İnancından, dininden, etnik kimliğinden ötürü tarih boyu "ırkçılığa" maruz kalanların kurduğu İsrail, bakın bütün halk değil, devlet ve yönetenleri ve de dünya çapında destekleyen, gaz verenleriyle nihayetinde "ırkçı" bir devlet oldu.
"Demokrasi" çerçeveli, hem din, hem ırk devleti.
Hâlâ "demokrasi" çünkü bu ırkçılığın, bu devlet politikasının, bu Netanyahu gibi faşoların İsrail içinde de muhalifleri var, dünyanın her yerinde çok sayıda Yahudi muhalifi de. Ve onlar da bu devletin düşmanı sayılsa da, varlar, ülke içinde ve dışında ses çıkarıyorlar. İşlerine filan son verilse de bazen.
Diğeri "Cumhuriyet" çerçeveli bir din, mezhep devleti.
Kadim bir tarihten gelip bir "devrim"le yeni rejim kuruldu. Otoriter bir despotu devirip cumhuriyet görünümlü otokratik bir dikta yerleşti.
21'inci yüzyılın ilk çeyreği biterken ilki, üççeyrek asırdan fazladır ezdiği, sürdüğü, katlettiği Filistinlileri, sıkışıp kaldıkları Gazze'de de adeta "soy-kırım"a tabi tutuyordu, tutuyor…
21'inci yüzyılın ilk çeyreği biterken, diğeri sokakta kadınları, muhalifleri avlıyor, sürüyor, süründürüyor, katlediyor.

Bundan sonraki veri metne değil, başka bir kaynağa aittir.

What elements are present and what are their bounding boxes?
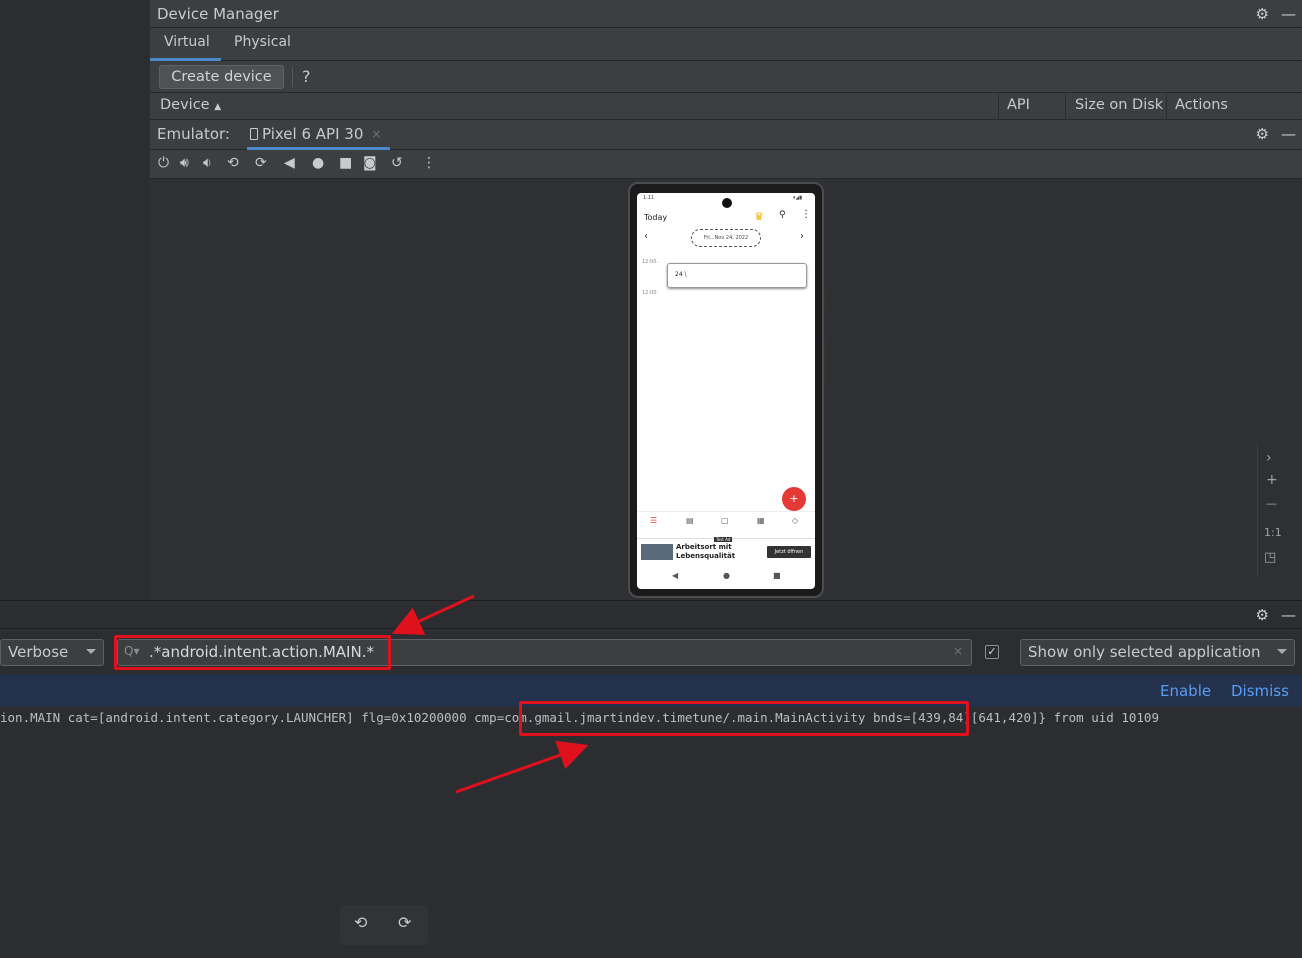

Dinci, cinsiyetçi, dayatmacı bir rejim çünkü!
İkisinin de bu halleriyle insanlığa, barış umutlarına, toplumlarının tamamına, ülkelerinin huzuruna, insanlarının insanlığına verecekleri bir şey yok.
Kadim medeniyetlerin mirasçısı, katkıda bulunanı oldukları halde tarihte; medeniyetin vicdanını yok eden katliamcılar.
Demokrasinin de, cumhuriyetin de, hele devrimin de, kelimesi kelimesine canına okuyanlar!
Elbette müthiş bir dengesizlik var. Ülke ve toprak büyüklüklerini aşan bir dengesizlik.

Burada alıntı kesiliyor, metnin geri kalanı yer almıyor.